Why the Best Writing Advice Is Often the Weirdest
Briefly

Why the Best Writing Advice Is Often the Weirdest
A writing exercise collection continues a tradition of playful, esoteric guides for unlocking creativity. Lydia Davis’s rule emphasizes working on character, meaning both a writer’s habitual gestures and ethical traits and the character within a story. The advice functions as a challenge, implying that writing gains interest only when the writer becomes witty and wise. Many writers fear exposure of flimsy characters, and they also fear taboo speech or boredom. As a writing coach, the work begins with reading drafts aloud, which often steadies the voice and reveals both false notes and underlying truth. Feedback focuses on questions, the story behind the story, sentence-level choices, and moments when the author is having fun.

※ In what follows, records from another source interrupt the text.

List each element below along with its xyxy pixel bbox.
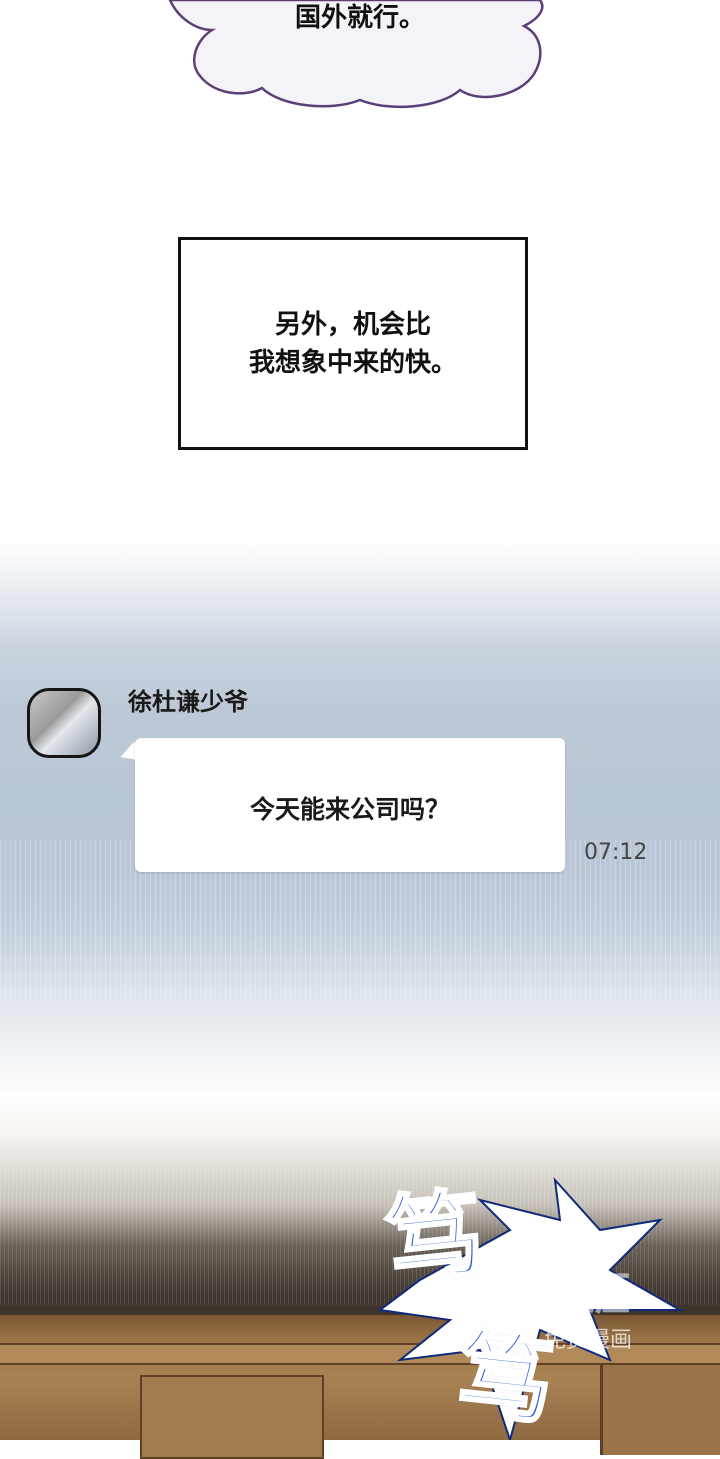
message-bubble: 今天能来公司吗？ <box>135 738 565 872</box>
narration-line-2: 我想象中来的快。 <box>248 347 457 378</box>
avatar <box>27 688 101 758</box>
message-text: 今天能来公司吗？ <box>249 795 450 824</box>
thought-bubble: 国外就行。 <box>0 0 720 120</box>
sfx-char: 笃 <box>380 1176 490 1300</box>
message-time: 07:12 <box>584 840 648 865</box>
thought-text: 国外就行。 <box>294 3 425 33</box>
narration-box: 另外，机会比 我想象中来的快。 <box>178 237 528 450</box>
desk-panel <box>140 1375 324 1459</box>
watermark-logo: 画涯 <box>540 1269 632 1320</box>
watermark-text: 免费漫画 <box>544 1328 633 1353</box>
chat-panel: 徐杜谦少爷 今天能来公司吗？ 07:12 <box>0 540 720 1100</box>
narration-line-1: 另外，机会比 <box>274 309 431 340</box>
sender-name: 徐杜谦少爷 <box>128 688 248 716</box>
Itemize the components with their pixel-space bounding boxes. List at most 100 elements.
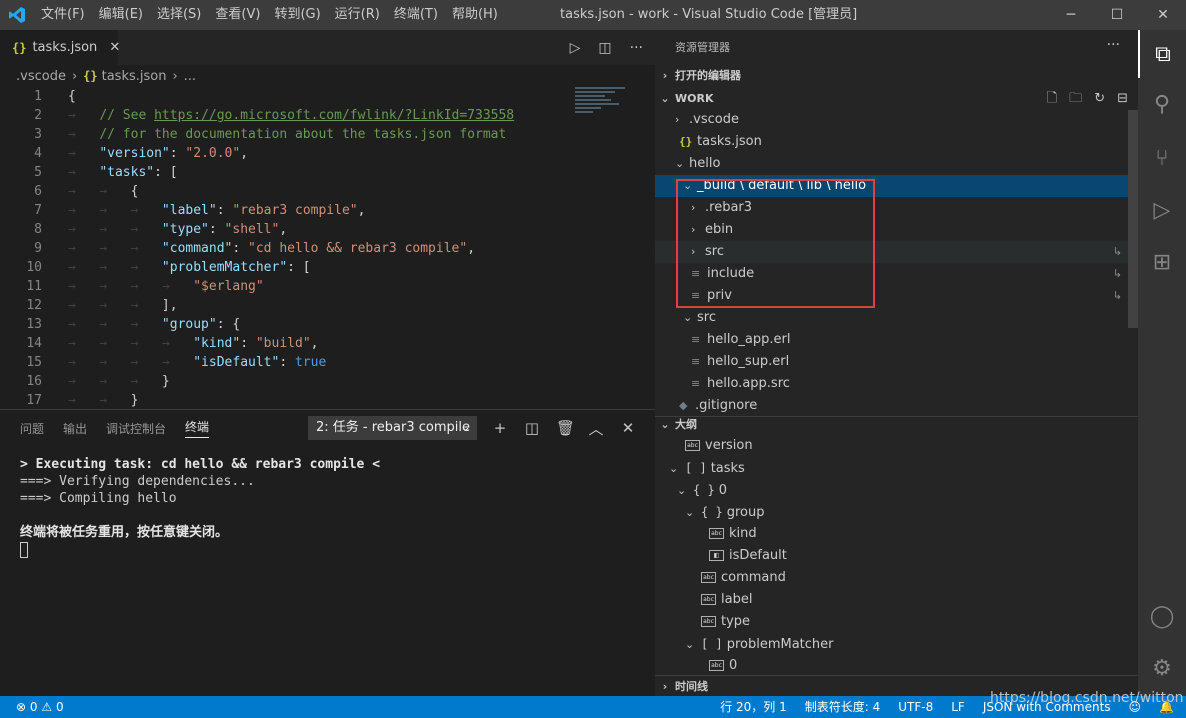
tab-terminal[interactable]: 终端 — [185, 418, 210, 438]
json-key: "group" — [161, 317, 217, 332]
section-open-editors[interactable]: › 打开的编辑器 — [655, 65, 1138, 87]
collapse-all-icon[interactable]: ⊟ — [1117, 88, 1128, 110]
file-lines-icon: ≡ — [691, 355, 701, 368]
problems-status[interactable]: ⊗ 0 ⚠ 0 — [16, 696, 64, 718]
menu-bar: 文件(F) 编辑(E) 选择(S) 查看(V) 转到(G) 运行(R) 终端(T… — [34, 0, 505, 30]
split-terminal-icon[interactable]: ◫ — [524, 419, 540, 437]
json-key: "tasks" — [99, 165, 155, 180]
menu-edit[interactable]: 编辑(E) — [92, 0, 150, 30]
menu-go[interactable]: 转到(G) — [267, 0, 327, 30]
source-control-icon[interactable]: ⑂ — [1138, 134, 1186, 182]
code-line: 17 → → } — [0, 391, 655, 409]
minimize-button[interactable]: ─ — [1048, 0, 1094, 30]
code-line: 14 → → → → "kind": "build", — [0, 334, 655, 353]
array-symbol-icon: [ ] — [685, 461, 707, 475]
breadcrumb-tail[interactable]: ... — [184, 69, 196, 84]
section-label: 大纲 — [675, 418, 697, 431]
outline-item-label[interactable]: abc label — [655, 589, 1138, 611]
maximize-panel-icon[interactable]: ︿ — [588, 418, 604, 439]
search-icon[interactable]: ⚲ — [1138, 80, 1186, 128]
outline-item-tasks[interactable]: ⌄[ ] tasks — [655, 457, 1138, 479]
terminal-output[interactable]: > Executing task: cd hello && rebar3 com… — [20, 456, 380, 558]
code-line: 8 → → → "type": "shell", — [0, 220, 655, 239]
close-tab-icon[interactable]: ✕ — [109, 40, 120, 55]
refresh-icon[interactable]: ↻ — [1094, 88, 1105, 110]
close-panel-icon[interactable]: ✕ — [620, 419, 636, 437]
outline-item-0[interactable]: abc 0 — [655, 655, 1138, 677]
tree-item-hello-app-erl[interactable]: ≡ hello_app.erl — [655, 329, 1138, 351]
code-line: 13 → → → "group": { — [0, 315, 655, 334]
string-symbol-icon: abc — [701, 594, 716, 605]
tab-label: tasks.json — [32, 40, 98, 55]
explorer-scrollbar[interactable] — [1128, 110, 1138, 328]
new-terminal-icon[interactable]: + — [492, 419, 508, 437]
code-text: → → → "label": "rebar3 compile", — [68, 203, 366, 218]
cursor-position[interactable]: 行 20，列 1 — [720, 696, 787, 718]
outline-item-0[interactable]: ⌄{ } 0 — [655, 479, 1138, 501]
line-number: 16 — [26, 374, 42, 389]
tab-tasks-json[interactable]: {} tasks.json ✕ — [0, 30, 120, 65]
section-workspace[interactable]: ⌄ WORK 🗋 🗀 ↻ ⊟ — [655, 88, 1138, 110]
terminal-select-value: 2: 任务 - rebar3 compile — [316, 420, 471, 435]
bracket: ], — [161, 298, 178, 313]
new-folder-icon[interactable]: 🗀 — [1069, 88, 1082, 110]
file-lines-icon: ≡ — [691, 377, 701, 390]
line-number: 11 — [26, 279, 42, 294]
close-window-button[interactable]: ✕ — [1140, 0, 1186, 30]
menu-run[interactable]: 运行(R) — [328, 0, 387, 30]
outline-item-isdefault[interactable]: ◧ isDefault — [655, 545, 1138, 567]
json-value: "rebar3 compile" — [232, 203, 358, 218]
comment-link[interactable]: https://go.microsoft.com/fwlink/?LinkId=… — [154, 108, 514, 123]
code-text: → → → ], — [68, 298, 178, 313]
outline-item-kind[interactable]: abc kind — [655, 523, 1138, 545]
extensions-icon[interactable]: ⊞ — [1138, 238, 1186, 286]
run-icon[interactable]: ▷ — [570, 40, 581, 56]
split-editor-icon[interactable]: ◫ — [598, 40, 611, 56]
tree-item-hello[interactable]: ⌄ hello — [655, 153, 1138, 175]
code-editor[interactable]: 1{ 2 → // See https://go.microsoft.com/fw… — [0, 87, 655, 409]
code-text: → // for the documentation about the tas… — [68, 127, 507, 142]
maximize-button[interactable]: ☐ — [1094, 0, 1140, 30]
more-actions-icon[interactable]: ··· — [1107, 30, 1120, 65]
tree-item-tasks-json[interactable]: {} tasks.json — [655, 131, 1138, 153]
new-file-icon[interactable]: 🗋 — [1047, 88, 1057, 110]
menu-view[interactable]: 查看(V) — [208, 0, 267, 30]
outline-item-group[interactable]: ⌄{ } group — [655, 501, 1138, 523]
object-symbol-icon: { } — [693, 483, 715, 497]
breadcrumb-file[interactable]: tasks.json — [102, 69, 167, 84]
code-line: 6 → → { — [0, 182, 655, 201]
tree-item-hello-app-src[interactable]: ≡ hello.app.src — [655, 373, 1138, 395]
section-outline[interactable]: ⌄ 大纲 — [655, 414, 1138, 436]
tree-item-src[interactable]: ⌄ src — [655, 307, 1138, 329]
code-text: → "version": "2.0.0", — [68, 146, 249, 161]
trash-icon[interactable]: 🗑 — [556, 419, 575, 437]
breadcrumb-folder[interactable]: .vscode — [16, 69, 66, 84]
tab-output[interactable]: 输出 — [63, 420, 87, 437]
outline-item-version[interactable]: abc version — [655, 435, 1138, 457]
tab-size[interactable]: 制表符长度: 4 — [805, 696, 881, 718]
symlink-icon: ↳ — [1112, 267, 1122, 280]
json-key: "label" — [161, 203, 217, 218]
outline-item-problemmatcher[interactable]: ⌄[ ] problemMatcher — [655, 633, 1138, 655]
line-number: 17 — [26, 393, 42, 408]
settings-gear-icon[interactable]: ⚙ — [1138, 644, 1186, 692]
array-symbol-icon: [ ] — [701, 637, 723, 651]
tree-item-vscode[interactable]: › .vscode — [655, 109, 1138, 131]
outline-item-command[interactable]: abc command — [655, 567, 1138, 589]
end-of-line[interactable]: LF — [951, 696, 965, 718]
encoding[interactable]: UTF-8 — [898, 696, 933, 718]
tab-problems[interactable]: 问题 — [20, 420, 44, 437]
menu-help[interactable]: 帮助(H) — [445, 0, 505, 30]
tab-debug-console[interactable]: 调试控制台 — [106, 420, 166, 437]
more-actions-icon[interactable]: ··· — [630, 40, 643, 56]
menu-file[interactable]: 文件(F) — [34, 0, 92, 30]
menu-selection[interactable]: 选择(S) — [150, 0, 208, 30]
outline-item-type[interactable]: abc type — [655, 611, 1138, 633]
explorer-files-icon[interactable]: ⧉ — [1138, 30, 1186, 78]
minimap[interactable] — [575, 87, 635, 127]
terminal-select[interactable]: 2: 任务 - rebar3 compile ⌄ — [308, 416, 477, 440]
account-icon[interactable]: ◯ — [1138, 592, 1186, 640]
run-debug-icon[interactable]: ▷ — [1138, 186, 1186, 234]
tree-item-hello-sup-erl[interactable]: ≡ hello_sup.erl — [655, 351, 1138, 373]
menu-terminal[interactable]: 终端(T) — [387, 0, 445, 30]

"Lydia Davis offers a cardinal rule: "work on your character." (She happened on a variation of this maxim, by Stendhal, in her copy of the "New Basics Cookbook.") Davis is famously precise, and the way she uses "character" has multiple dimensions: it could mean a writer's habitual gestures and ethical traits, their quirks and turns of phrase. Or it could mean, simply, the character in a story. This is advice that feels like a dare, if not a rebuke: your writing will become interesting only if you spend your days becoming witty and wise."
"Putting words on the page seems too low stakes to get worked up about, and yet the terror of saying something taboo-or just being boring-feels like a terrible fate to most writers. I see this every day as a writing coach, a job I've done since 2019, first teaching online classes and now mostly working with students one-on-one over Zoom. My task is to read their unpublished, often unfinished writing-less as a teacher or as an editor than as a cheerfully unlicensed therapist."
"I ask the writer to read their work aloud. They begin by delivering the words like an embarrassed waiter. About five minutes in, the writer's voice steadies. They might cry, moved by their own words. They hear the false notes but also the truth of what they're saying. It's not "good," not yet, but it's a start. I ask questions, look for the story behind the story, and review sentence-level decisions. I watch for moments when the author is having fun."